FIG. 1 is a schematic view showing a cell structure of a prototype example of the present invention.

FIG. 2 is a transmission spectrum diagram showing transmission characteristics of a prototype example of the present invention.

FIG. 3 is a schematic diagram showing a cell configuration according to an embodiment of the present invention.

FIG. 4 is a diagram illustrating the principle of a Rio filter.

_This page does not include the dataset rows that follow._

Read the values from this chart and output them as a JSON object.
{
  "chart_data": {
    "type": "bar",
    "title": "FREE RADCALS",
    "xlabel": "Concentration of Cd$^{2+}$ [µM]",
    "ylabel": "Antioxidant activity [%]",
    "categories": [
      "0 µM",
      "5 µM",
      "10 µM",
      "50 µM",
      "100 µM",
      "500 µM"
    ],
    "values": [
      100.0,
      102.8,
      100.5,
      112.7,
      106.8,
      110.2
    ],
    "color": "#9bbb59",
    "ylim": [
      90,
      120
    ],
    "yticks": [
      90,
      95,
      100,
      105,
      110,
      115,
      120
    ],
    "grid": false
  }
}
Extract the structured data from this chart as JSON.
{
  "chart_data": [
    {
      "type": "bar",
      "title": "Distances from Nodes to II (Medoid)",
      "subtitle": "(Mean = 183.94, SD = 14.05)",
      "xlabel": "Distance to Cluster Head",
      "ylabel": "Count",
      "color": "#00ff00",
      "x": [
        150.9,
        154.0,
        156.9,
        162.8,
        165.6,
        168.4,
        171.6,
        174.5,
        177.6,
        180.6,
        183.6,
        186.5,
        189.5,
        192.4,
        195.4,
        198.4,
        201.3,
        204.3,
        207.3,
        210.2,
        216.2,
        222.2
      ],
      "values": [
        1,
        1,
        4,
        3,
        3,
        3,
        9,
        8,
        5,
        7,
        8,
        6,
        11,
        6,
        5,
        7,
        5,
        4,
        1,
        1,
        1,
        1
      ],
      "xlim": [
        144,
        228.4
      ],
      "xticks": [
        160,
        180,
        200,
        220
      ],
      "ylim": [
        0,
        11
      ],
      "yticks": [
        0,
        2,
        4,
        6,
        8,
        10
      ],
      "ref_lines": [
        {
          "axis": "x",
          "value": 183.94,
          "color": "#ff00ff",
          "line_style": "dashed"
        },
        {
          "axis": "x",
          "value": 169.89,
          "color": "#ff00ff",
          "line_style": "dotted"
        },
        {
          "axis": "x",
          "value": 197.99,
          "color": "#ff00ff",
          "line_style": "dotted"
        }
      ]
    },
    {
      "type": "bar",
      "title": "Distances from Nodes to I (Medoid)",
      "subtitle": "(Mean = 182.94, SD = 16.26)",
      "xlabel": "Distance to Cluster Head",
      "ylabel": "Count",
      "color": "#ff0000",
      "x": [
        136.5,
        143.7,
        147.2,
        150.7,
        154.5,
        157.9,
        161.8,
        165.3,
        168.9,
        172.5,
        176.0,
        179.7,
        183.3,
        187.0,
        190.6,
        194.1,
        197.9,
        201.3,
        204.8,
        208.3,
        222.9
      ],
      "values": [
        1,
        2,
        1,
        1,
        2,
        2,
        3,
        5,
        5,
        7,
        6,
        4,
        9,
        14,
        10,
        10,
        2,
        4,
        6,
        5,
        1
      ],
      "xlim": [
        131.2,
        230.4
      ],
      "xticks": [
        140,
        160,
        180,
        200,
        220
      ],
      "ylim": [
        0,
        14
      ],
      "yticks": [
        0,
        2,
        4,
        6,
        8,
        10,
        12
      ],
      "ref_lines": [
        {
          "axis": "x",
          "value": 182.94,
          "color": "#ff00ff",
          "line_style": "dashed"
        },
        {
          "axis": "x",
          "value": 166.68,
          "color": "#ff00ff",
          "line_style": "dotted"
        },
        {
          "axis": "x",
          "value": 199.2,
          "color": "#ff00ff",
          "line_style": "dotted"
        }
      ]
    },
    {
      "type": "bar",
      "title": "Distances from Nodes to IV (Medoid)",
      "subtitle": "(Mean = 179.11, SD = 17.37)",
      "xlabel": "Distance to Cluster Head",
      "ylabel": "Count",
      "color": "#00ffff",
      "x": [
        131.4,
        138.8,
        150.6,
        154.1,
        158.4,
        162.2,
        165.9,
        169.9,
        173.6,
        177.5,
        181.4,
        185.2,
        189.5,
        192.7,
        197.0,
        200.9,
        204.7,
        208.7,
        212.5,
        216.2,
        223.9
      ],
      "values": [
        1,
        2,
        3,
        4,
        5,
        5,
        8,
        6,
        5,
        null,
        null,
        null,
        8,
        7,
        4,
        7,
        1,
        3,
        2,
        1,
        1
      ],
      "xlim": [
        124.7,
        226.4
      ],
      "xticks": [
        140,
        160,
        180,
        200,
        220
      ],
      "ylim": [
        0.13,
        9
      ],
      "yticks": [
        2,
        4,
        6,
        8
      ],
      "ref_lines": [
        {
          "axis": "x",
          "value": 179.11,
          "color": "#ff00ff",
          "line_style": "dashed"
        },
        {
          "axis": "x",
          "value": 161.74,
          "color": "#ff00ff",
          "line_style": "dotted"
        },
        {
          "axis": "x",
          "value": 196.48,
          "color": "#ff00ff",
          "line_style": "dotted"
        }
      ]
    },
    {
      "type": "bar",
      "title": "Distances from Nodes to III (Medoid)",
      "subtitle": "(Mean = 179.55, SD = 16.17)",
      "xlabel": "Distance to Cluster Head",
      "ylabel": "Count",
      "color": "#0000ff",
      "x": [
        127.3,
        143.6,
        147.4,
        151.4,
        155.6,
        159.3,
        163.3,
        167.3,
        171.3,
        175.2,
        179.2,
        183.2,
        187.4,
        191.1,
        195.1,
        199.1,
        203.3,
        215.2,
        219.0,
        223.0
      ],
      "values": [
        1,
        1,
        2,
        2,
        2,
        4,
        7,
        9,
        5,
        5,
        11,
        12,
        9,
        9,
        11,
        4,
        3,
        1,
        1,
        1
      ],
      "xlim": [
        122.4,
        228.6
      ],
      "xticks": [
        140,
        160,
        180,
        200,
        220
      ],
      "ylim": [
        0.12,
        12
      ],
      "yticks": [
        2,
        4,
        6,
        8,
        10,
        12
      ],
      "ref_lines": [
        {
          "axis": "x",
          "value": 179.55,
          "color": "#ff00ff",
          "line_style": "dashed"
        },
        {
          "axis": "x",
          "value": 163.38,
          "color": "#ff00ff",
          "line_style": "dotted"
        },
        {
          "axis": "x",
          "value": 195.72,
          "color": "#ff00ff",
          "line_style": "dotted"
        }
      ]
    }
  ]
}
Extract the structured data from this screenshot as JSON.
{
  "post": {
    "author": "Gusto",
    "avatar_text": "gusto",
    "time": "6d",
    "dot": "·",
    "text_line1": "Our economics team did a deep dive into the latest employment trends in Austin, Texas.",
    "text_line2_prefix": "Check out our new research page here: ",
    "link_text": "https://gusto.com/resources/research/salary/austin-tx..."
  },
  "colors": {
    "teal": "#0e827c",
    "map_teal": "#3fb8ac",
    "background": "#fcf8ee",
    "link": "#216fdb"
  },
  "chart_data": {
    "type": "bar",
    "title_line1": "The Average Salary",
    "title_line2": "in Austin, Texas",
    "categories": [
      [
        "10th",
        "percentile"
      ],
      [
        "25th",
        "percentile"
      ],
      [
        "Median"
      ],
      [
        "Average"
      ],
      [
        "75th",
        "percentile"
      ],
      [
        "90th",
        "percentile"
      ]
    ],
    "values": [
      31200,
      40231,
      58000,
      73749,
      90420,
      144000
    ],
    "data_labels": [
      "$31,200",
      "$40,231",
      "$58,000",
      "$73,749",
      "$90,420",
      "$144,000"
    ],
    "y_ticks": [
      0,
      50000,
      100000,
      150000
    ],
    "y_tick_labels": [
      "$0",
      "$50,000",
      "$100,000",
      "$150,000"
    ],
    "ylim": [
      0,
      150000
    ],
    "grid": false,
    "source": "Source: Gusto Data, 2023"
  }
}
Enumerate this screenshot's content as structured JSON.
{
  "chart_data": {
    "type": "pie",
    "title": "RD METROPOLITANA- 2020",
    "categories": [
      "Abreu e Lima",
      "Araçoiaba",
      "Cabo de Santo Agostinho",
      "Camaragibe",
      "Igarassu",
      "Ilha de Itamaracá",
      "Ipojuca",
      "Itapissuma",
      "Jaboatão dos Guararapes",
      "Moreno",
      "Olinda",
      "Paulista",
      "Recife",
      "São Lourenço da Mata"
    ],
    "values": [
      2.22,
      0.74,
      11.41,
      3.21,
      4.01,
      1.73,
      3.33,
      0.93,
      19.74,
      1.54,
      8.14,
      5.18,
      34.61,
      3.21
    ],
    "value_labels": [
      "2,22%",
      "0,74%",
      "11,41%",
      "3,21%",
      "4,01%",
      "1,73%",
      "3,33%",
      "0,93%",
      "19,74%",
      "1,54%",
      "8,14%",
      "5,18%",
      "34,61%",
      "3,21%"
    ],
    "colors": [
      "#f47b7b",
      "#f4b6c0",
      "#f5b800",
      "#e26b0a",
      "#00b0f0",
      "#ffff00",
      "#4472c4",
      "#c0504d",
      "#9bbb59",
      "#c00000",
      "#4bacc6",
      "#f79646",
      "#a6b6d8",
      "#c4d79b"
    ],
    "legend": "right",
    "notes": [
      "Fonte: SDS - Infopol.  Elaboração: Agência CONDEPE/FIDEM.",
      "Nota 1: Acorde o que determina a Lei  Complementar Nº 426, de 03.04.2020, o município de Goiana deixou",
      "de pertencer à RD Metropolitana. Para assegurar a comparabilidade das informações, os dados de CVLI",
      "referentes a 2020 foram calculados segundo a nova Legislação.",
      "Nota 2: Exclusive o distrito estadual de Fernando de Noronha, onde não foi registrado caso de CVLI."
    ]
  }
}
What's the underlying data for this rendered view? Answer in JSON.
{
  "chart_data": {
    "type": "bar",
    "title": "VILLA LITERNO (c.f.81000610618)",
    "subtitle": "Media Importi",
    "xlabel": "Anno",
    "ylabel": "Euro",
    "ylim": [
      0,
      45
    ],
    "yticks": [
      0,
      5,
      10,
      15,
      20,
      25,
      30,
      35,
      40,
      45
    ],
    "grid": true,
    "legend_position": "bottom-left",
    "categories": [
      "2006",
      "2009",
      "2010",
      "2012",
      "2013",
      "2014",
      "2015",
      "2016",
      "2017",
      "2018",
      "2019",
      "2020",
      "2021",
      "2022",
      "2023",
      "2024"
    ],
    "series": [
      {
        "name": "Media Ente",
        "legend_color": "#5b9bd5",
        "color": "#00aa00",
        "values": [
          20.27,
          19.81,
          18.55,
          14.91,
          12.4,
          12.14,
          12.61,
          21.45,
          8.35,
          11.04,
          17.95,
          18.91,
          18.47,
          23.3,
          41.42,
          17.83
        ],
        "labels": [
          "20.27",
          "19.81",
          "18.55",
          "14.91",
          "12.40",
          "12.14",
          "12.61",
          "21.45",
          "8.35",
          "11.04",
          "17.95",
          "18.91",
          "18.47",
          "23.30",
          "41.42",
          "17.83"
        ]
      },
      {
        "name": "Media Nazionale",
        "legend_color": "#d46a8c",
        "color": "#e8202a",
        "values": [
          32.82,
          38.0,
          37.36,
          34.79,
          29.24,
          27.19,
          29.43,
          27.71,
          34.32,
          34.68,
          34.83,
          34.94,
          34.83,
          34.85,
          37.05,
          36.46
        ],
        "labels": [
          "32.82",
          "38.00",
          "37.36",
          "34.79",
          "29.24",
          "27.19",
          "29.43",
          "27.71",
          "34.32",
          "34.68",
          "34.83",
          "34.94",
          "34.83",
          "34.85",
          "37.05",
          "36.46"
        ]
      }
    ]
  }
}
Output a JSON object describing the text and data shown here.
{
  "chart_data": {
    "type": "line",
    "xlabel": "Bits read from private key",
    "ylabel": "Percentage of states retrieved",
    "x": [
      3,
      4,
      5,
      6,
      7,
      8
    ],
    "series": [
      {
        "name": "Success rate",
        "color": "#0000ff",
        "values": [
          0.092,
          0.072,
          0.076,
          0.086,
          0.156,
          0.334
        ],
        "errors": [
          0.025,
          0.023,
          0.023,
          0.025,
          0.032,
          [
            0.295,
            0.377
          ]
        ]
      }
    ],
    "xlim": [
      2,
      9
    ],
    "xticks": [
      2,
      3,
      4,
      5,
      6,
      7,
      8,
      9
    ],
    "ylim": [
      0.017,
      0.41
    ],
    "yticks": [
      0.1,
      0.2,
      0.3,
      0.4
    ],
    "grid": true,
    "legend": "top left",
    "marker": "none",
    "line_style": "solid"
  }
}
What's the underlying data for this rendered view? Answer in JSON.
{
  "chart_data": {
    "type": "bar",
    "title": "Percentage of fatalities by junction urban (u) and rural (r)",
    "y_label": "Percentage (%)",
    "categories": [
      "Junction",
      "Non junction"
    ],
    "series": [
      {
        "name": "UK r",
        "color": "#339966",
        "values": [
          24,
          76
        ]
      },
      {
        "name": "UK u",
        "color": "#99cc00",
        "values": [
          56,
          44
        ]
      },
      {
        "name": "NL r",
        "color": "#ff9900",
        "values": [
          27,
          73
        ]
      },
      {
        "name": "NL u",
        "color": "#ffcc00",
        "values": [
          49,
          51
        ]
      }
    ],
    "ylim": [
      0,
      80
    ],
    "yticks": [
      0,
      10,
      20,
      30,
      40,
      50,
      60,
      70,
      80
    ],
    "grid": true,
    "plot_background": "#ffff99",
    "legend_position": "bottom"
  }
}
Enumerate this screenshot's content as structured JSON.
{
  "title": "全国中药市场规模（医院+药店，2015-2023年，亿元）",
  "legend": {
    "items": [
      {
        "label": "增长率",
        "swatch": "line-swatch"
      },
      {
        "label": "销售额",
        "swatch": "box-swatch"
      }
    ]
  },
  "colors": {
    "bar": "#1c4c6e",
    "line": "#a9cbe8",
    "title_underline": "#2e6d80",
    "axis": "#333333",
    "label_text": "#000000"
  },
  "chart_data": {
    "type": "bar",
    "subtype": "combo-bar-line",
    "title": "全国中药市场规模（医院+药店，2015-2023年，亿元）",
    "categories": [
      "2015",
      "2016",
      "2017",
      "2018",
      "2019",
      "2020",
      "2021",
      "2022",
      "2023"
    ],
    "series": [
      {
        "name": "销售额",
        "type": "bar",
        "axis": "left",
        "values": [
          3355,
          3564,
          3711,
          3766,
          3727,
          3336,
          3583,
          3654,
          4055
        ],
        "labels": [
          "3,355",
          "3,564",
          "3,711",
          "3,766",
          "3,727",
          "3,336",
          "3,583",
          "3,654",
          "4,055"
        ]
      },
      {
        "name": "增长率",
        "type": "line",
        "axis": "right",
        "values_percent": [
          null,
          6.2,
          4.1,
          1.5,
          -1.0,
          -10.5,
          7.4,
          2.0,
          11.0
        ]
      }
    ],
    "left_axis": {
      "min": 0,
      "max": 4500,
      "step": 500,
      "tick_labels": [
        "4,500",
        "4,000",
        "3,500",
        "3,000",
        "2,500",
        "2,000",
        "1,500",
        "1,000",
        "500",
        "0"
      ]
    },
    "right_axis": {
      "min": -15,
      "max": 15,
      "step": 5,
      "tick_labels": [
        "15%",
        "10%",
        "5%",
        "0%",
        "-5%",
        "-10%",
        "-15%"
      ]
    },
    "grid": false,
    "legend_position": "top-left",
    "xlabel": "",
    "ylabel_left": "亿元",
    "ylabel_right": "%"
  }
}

FIG. 5 is a schematic diagram illustrating a configuration example of a modified liquid crystal Rio filter.

[Explanation of symbols]

 Reference Signs List 1 ECB cell (electric field control birefringent cell) 2 OCB cell 2A bend cell 2B retardation film 10 polarizer (first polarizer) 10A polarizer (second polarizer) 10B polarizer (third polarizer) 11 Birefringent plate (uniaxial crystal) 30 Voltage application device

 ──────────────────────────────────────────────────続 き Continued on the front page (72) Inventor Tetsuya Miyashita 207 23 Matsuya Minami Yagiyama 1-9-9, Yagiyama-Minami, Taihaku-ku, Sendai City, Miyagi Prefecture (72) Inventor Moriyoshi Shinki 31 Matsugaoka, Taihaku-ku, Sendai City, Miyagi Prefecture −10 Matsugaoka Corporation 105 (72) Inventor Hidenori Chiba 4-25-7 Tsurugaya, Miyagino-ku, Sendai City, Miyagi Prefecture F-term (reference) 2H048 AA06 AA12 AA24 AA25 AA26 2H088 EA49 GA02 HA16 HA18 JA09 MA20 2H089 HA30 HA32 QA16 RA07 TA14 TA15

Claims (3)

[Claims] 1. A method according to claim 1, wherein a plurality of ECB cells are arranged between the first and second polarizers, the transmission axes of which are orthogonal to each other, and the optical axis of the cell forms an angle with the transmission axis of the first polarizer. A third polarizer having a transmission axis parallel to the first polarizer at 45 ° is interposed between cells and arranged in the transmission order. The cell thickness in the arrangement order is equal to the common ratio of 2 except for the last. A wavelength tunable color filter using liquid crystal, characterized by a series of rows, wherein the last cell thickness is 1.5 times that of the first cell. 2. The wavelength tunable according to claim 1, wherein the common angle is 22.5 to 67.5 ° instead of the 45 °, the common ratio is 1.6 to 2.4 instead of the common ratio 2, and the common ratio is 1.1 to 1.9 instead of the 1.5 times. Color filters. 3. The tunable color filter according to claim 1, wherein the ECB cell is an OCB cell obtained by superposing a retardation film on a bend cell.